Другая рука мужа проникает мне под блузку. Сдвигает вверх кружевные чашечки бюстгальтера. По-хозяйски ложится на грудь, сминая ее, как спелый плод. Чувствую себя бабочкой, пришпиленной на месте, и боюсь пошелохнуться.
– Пусти… больно, – только и могу пролепетать.
– Собирайся, – вжимается в мои ягодицы затвердевший член. – Или пойдем сразу в койку? Как пожелаешь, малышечка…
«Нет, только не это!» – к горлу подкатывает вязкий ком. Даже дышать не могу.
– Отпусти, пожалуйста, – прошу еле слышно. – Я все поняла. Сейчас соберусь.
– Я надеюсь, ты будешь послушной, Леся, – цедит Эрик, не двигаясь с места.
– Да, да, – всхлипываю, пытаясь снова обрести свободу.
– Умница моя, – больно сжимает ягодицу Эрик. И наклонившись, шепчет хрипло. – Давай, постарайся, Лесенька. Соберись. Покажи, как ты умеешь. Хочу, чтоб у меня только от одного вида встал.
– Хорошо, – выдыхаю, молясь лишь об одном. Пусть Эрик оставит меня в покое. Сейчас. Навсегда… – А Степу с кем оставим? – спрашиваю, когда муж отходит в сторону. Разглядывает в зеркале красивую физиономию. Проводит ладонью по скуле. Самовлюбленный наглый тип. Ненавижу!
«Теперь ненавижу. А еще сегодня утром любила», – думаю обреченно. Мне кажется, даже сердце биться перестает. Сжимается от отчаяния.
– Возьмем с собой, – передергивает плечами муж. – Я забронирую столик с видом на море.

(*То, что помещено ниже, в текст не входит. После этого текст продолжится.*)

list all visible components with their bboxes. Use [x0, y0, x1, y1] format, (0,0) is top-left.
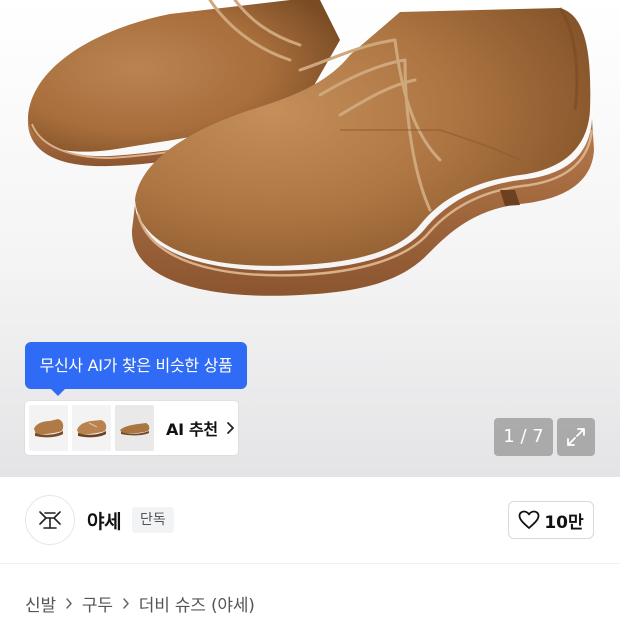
- shoe-thumbnail-icon: [33, 419, 63, 438]
- ai-recommend-tooltip: 무신사 AI가 찾은 비슷한 상품: [25, 342, 247, 396]
- breadcrumb-item[interactable]: 구두: [82, 591, 113, 616]
- expand-image-button[interactable]: [557, 418, 595, 456]
- product-image-viewer[interactable]: 무신사 AI가 찾은 비슷한 상품 AI 추천 1 / 7: [0, 0, 620, 477]
- chevron-right-icon: [65, 597, 73, 610]
- breadcrumb-item[interactable]: 더비 슈즈 (야세): [139, 591, 255, 616]
- expand-icon: [567, 428, 585, 446]
- brand-row: 야세 단독 10만: [0, 477, 620, 563]
- exclusive-badge: 단독: [132, 507, 174, 533]
- shoe-thumbnail-icon: [76, 420, 106, 438]
- heart-icon: [518, 510, 540, 529]
- breadcrumb-item[interactable]: 신발: [25, 591, 56, 616]
- like-count: 10만: [544, 512, 584, 533]
- similar-product-thumbnail[interactable]: [29, 405, 68, 451]
- similar-product-thumbnail[interactable]: [115, 405, 154, 451]
- breadcrumb: 신발 구두 더비 슈즈 (야세): [25, 591, 255, 616]
- brand-name[interactable]: 야세: [87, 507, 122, 534]
- similar-product-thumbnail[interactable]: [72, 405, 111, 451]
- chevron-right-icon: [122, 597, 130, 610]
- like-button[interactable]: 10만: [508, 501, 594, 539]
- ai-recommend-label: AI 추천: [166, 420, 218, 439]
- image-page-indicator: 1 / 7: [494, 418, 553, 456]
- ai-recommend-button[interactable]: AI 추천: [25, 401, 238, 455]
- brand-logo[interactable]: [25, 495, 75, 545]
- brand-logo-icon: [39, 511, 61, 529]
- chevron-right-icon: [226, 421, 235, 435]
- shoe-thumbnail-icon: [119, 423, 149, 436]
- section-divider: [0, 563, 620, 564]
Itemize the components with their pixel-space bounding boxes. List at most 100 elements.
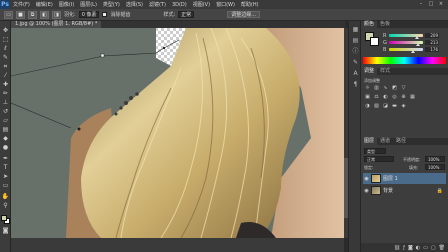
- channel-mixer-icon[interactable]: ⊕: [400, 94, 407, 100]
- crop-icon[interactable]: ⌗: [1, 63, 10, 71]
- layer-name[interactable]: 背景: [383, 187, 393, 194]
- dodge-icon[interactable]: ●: [1, 144, 10, 152]
- new-layer-icon[interactable]: ▢: [431, 245, 436, 251]
- add-selection-icon[interactable]: ⧉: [28, 10, 37, 19]
- visibility-eye-icon[interactable]: ◉: [364, 176, 369, 182]
- background-color-chip[interactable]: [370, 37, 379, 46]
- tab-swatches[interactable]: 色板: [377, 21, 393, 28]
- gradient-icon[interactable]: ▤: [1, 126, 10, 134]
- shape-icon[interactable]: ▭: [1, 182, 10, 190]
- eraser-icon[interactable]: ▱: [1, 117, 10, 125]
- quick-mask-icon[interactable]: ◙: [1, 227, 10, 235]
- tab-paths[interactable]: 路径: [393, 138, 409, 145]
- exposure-icon[interactable]: ◩: [391, 85, 398, 91]
- blend-mode-select[interactable]: 正常: [364, 156, 394, 162]
- green-value[interactable]: 213: [425, 40, 439, 45]
- fill-input[interactable]: 100%: [425, 164, 445, 170]
- document-tab[interactable]: 1.jpg @ 100% (图层 1, RGB/8#) *: [11, 21, 102, 28]
- mask-icon[interactable]: ◙: [408, 245, 413, 251]
- threshold-icon[interactable]: ◪: [382, 103, 389, 109]
- layer-kind-filter[interactable]: 类型: [364, 148, 386, 154]
- stamp-icon[interactable]: ⊥: [1, 99, 10, 107]
- link-icon[interactable]: ⛓: [394, 245, 400, 251]
- info-panel-icon[interactable]: ⓘ: [351, 48, 360, 56]
- lasso-icon[interactable]: ℓ: [1, 45, 10, 53]
- maximize-button[interactable]: □: [428, 2, 434, 7]
- layer-name[interactable]: 图层 1: [383, 175, 398, 182]
- tab-styles[interactable]: 样式: [377, 68, 393, 75]
- menu-3d[interactable]: 3D(D): [169, 2, 190, 8]
- posterize-icon[interactable]: ▧: [373, 103, 380, 109]
- healing-icon[interactable]: ✚: [1, 81, 10, 89]
- opacity-input[interactable]: 100%: [425, 156, 445, 162]
- hand-icon[interactable]: ✋: [1, 193, 10, 201]
- history-brush-icon[interactable]: ↺: [1, 108, 10, 116]
- tab-layers[interactable]: 图层: [361, 138, 378, 145]
- type-icon[interactable]: T: [1, 164, 10, 172]
- menu-edit[interactable]: 编辑(E): [33, 1, 56, 8]
- canvas[interactable]: [11, 28, 344, 238]
- intersect-selection-icon[interactable]: ◨: [52, 10, 61, 19]
- refine-edge-button[interactable]: 调整边缘...: [227, 11, 260, 18]
- curves-icon[interactable]: ∿: [382, 85, 389, 91]
- properties-panel-icon[interactable]: ▤: [351, 37, 360, 45]
- levels-icon[interactable]: ▥: [373, 85, 380, 91]
- blue-slider[interactable]: B 176: [383, 47, 445, 53]
- green-slider[interactable]: G 213: [383, 40, 445, 46]
- trash-icon[interactable]: 🗑: [439, 245, 445, 251]
- layer-row-1[interactable]: ◉ 图层 1: [363, 173, 446, 184]
- eyedropper-icon[interactable]: ⁄: [1, 72, 10, 80]
- menu-view[interactable]: 视图(V): [190, 1, 213, 8]
- menu-window[interactable]: 窗口(W): [213, 1, 238, 8]
- close-button[interactable]: ×: [438, 2, 444, 7]
- brush-panel-icon[interactable]: ✎: [351, 59, 360, 67]
- color-balance-icon[interactable]: ⚖: [373, 94, 380, 100]
- blue-value[interactable]: 176: [425, 47, 439, 52]
- menu-filter[interactable]: 滤镜(T): [146, 1, 169, 8]
- tab-color[interactable]: 颜色: [361, 21, 378, 28]
- visibility-eye-icon[interactable]: ◉: [364, 188, 369, 194]
- adjustment-layer-icon[interactable]: ◐: [416, 245, 420, 251]
- menu-layer[interactable]: 图层(L): [77, 1, 100, 8]
- tool-preset-icon[interactable]: ▭: [4, 10, 13, 19]
- menu-select[interactable]: 选择(S): [123, 1, 146, 8]
- path-select-icon[interactable]: ➤: [1, 173, 10, 181]
- style-select[interactable]: 正常: [178, 11, 195, 18]
- menu-type[interactable]: 类型(Y): [100, 1, 123, 8]
- move-icon[interactable]: ✥: [1, 27, 10, 35]
- zoom-icon[interactable]: ⚲: [1, 202, 10, 210]
- history-panel-icon[interactable]: ▦: [351, 26, 360, 34]
- foreground-color-swatch[interactable]: [1, 215, 7, 221]
- menu-help[interactable]: 帮助(H): [238, 1, 262, 8]
- tab-adjustments[interactable]: 调整: [361, 68, 378, 75]
- menu-image[interactable]: 图像(I): [56, 1, 77, 8]
- layer-row-2[interactable]: ◉ 背景 🔒: [363, 185, 446, 196]
- vibrance-icon[interactable]: ▽: [400, 85, 407, 91]
- pen-icon[interactable]: ✒: [1, 155, 10, 163]
- hue-saturation-icon[interactable]: ▣: [364, 94, 371, 100]
- group-icon[interactable]: ▭: [423, 245, 428, 251]
- blur-icon[interactable]: ◆: [1, 135, 10, 143]
- quick-select-icon[interactable]: ✎: [1, 54, 10, 62]
- brush-icon[interactable]: ✏: [1, 90, 10, 98]
- gradient-map-icon[interactable]: ▬: [391, 103, 398, 109]
- color-spectrum-bar[interactable]: [363, 57, 446, 64]
- marquee-icon[interactable]: ⬚: [1, 36, 10, 44]
- photo-filter-icon[interactable]: ◎: [391, 94, 398, 100]
- character-panel-icon[interactable]: A: [351, 70, 360, 78]
- red-slider[interactable]: R 209: [383, 33, 445, 39]
- brightness-icon[interactable]: ☼: [364, 85, 371, 91]
- invert-icon[interactable]: ◑: [364, 103, 371, 109]
- new-selection-icon[interactable]: ■: [16, 10, 25, 19]
- subtract-selection-icon[interactable]: ◧: [40, 10, 49, 19]
- fx-icon[interactable]: ƒ: [403, 245, 405, 251]
- color-lookup-icon[interactable]: ▦: [409, 94, 416, 100]
- menu-file[interactable]: 文件(F): [10, 1, 33, 8]
- black-white-icon[interactable]: ◐: [382, 94, 389, 100]
- minimize-button[interactable]: –: [418, 2, 424, 7]
- red-value[interactable]: 209: [425, 33, 439, 38]
- selective-color-icon[interactable]: ◈: [400, 103, 407, 109]
- feather-input[interactable]: 0 像素: [78, 11, 100, 18]
- tab-channels[interactable]: 通道: [377, 138, 393, 145]
- antialias-checkbox[interactable]: [102, 12, 108, 17]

Стеф любит смотреть на кораблики…
Дергаюсь внутренне. Меня коробит глуповатое «малышечка», триггерит «Стеф» и ужасно бесит «Леся». Но сколько я ни просила не называть нас так, бесполезно. Эрик будто смакует каждое неприятное мне обращение и специально повторяет каждый раз.

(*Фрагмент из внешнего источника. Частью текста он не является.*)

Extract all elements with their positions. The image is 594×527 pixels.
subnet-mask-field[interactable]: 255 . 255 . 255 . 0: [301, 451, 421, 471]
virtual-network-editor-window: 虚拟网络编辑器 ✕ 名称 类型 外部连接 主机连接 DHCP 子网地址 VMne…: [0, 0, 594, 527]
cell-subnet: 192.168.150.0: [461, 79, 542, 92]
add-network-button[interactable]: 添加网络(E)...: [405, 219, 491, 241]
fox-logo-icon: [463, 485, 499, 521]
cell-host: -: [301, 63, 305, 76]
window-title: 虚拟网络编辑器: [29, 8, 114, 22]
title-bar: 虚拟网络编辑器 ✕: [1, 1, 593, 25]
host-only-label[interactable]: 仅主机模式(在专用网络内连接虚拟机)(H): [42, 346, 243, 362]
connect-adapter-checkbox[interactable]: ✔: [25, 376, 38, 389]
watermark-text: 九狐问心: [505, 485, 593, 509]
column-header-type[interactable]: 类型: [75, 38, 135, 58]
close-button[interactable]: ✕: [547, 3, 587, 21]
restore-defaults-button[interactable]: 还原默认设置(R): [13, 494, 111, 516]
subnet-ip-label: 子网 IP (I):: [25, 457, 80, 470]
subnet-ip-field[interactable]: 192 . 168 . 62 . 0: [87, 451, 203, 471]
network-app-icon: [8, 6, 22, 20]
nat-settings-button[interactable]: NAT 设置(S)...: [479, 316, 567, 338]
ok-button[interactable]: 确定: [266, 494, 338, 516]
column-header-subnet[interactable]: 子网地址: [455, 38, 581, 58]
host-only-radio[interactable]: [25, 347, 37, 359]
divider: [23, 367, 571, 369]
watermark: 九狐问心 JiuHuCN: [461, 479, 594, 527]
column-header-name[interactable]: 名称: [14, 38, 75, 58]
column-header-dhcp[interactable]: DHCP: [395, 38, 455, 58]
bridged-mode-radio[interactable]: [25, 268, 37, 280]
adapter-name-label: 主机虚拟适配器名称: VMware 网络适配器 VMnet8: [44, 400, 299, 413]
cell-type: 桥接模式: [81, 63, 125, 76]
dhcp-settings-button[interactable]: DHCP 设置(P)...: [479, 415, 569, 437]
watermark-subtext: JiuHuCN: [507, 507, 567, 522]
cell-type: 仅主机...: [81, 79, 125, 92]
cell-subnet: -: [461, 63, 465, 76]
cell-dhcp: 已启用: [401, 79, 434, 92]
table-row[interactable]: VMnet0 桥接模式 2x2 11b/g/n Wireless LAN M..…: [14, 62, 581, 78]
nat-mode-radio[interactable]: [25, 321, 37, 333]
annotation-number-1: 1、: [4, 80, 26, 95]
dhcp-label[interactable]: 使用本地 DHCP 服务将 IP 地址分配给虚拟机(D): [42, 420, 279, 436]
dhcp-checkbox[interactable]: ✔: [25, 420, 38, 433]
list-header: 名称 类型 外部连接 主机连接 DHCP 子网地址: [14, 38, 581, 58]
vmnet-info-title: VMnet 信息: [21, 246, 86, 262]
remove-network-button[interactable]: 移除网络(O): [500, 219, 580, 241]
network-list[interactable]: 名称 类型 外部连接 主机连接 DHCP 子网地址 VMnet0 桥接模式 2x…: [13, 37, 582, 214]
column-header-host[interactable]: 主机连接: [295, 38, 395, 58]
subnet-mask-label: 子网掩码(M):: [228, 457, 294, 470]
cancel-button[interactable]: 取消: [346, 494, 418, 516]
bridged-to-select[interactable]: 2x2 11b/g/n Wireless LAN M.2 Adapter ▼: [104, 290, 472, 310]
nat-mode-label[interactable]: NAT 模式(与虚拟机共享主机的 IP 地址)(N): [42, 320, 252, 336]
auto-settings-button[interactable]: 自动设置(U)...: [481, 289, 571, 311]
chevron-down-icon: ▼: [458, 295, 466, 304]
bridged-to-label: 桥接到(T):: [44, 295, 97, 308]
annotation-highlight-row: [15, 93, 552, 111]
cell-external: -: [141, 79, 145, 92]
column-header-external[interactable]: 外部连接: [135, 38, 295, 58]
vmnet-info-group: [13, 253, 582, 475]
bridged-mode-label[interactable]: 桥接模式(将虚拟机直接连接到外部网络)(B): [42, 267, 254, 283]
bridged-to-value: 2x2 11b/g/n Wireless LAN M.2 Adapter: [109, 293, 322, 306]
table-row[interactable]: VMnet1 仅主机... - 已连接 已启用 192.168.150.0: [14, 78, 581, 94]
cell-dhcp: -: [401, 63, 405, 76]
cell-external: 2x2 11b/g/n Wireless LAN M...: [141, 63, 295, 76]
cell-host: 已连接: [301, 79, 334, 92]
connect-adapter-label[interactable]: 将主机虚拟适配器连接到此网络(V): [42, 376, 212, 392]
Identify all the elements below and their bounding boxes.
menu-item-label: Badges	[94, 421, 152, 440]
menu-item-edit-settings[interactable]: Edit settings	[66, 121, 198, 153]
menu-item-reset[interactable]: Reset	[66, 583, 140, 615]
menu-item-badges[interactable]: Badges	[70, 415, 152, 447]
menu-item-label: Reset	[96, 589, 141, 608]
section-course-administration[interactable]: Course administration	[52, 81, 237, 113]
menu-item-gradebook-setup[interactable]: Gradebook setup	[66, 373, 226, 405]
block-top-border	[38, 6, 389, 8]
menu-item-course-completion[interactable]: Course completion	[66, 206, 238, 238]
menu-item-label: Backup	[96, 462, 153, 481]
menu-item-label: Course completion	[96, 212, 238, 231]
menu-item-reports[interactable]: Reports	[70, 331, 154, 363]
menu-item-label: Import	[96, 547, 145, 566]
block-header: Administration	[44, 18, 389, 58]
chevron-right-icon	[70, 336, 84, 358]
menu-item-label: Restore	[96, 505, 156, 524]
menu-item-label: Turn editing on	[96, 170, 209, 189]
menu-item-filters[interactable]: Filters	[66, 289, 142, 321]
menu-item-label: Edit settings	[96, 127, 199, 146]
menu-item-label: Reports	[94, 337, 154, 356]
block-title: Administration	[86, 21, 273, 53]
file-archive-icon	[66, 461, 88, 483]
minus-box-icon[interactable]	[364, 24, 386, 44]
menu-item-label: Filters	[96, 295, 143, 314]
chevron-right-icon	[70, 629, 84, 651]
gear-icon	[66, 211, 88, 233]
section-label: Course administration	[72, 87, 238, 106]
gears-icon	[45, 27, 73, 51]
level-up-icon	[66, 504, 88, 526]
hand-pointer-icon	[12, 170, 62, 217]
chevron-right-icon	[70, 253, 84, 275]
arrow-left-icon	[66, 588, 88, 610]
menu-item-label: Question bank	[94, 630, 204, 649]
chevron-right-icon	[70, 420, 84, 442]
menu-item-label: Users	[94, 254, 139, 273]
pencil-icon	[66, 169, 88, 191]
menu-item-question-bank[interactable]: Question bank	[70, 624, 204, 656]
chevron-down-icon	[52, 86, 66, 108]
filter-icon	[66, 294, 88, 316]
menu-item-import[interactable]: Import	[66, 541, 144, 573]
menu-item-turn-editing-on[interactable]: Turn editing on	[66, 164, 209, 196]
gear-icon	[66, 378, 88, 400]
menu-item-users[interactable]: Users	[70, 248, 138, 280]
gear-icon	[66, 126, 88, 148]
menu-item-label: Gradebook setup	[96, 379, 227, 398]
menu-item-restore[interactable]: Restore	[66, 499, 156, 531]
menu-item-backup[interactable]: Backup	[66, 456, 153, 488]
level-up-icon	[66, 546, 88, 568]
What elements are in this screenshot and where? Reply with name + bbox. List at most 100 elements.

А сегодня вообще нет сил что-то доказывать. Я чувствую себя использованной. Эрик даже не извинился. Как обычно, выставил меня виноватой. Даже соврать поленился. «Увидела – терпи. Я ничего менять не собираюсь».
Как он сказал… «Подумаешь, во рту подержала»!
Меня трусит от бессильной злости, от собственной ничтожности в глазах мужа. Да и кто я? Самая обычная приживалка. Ни денег, ни работы, ни связей.
Придется терпеть, детка!
У моего мужа не существует никаких оправданий. Виновен кто угодно, только не он сам. Не удивлюсь, если девочке, обслуживающей его, он выкатил штраф.
«Надо уходить», – закрыв за Эриком дверь, сползаю вниз по стене.
«И куда ты уйдешь одна с сыном? Ларсанов тебя везде найдет», – пытаюсь осознать степень стихийного бедствия, в которое влипла.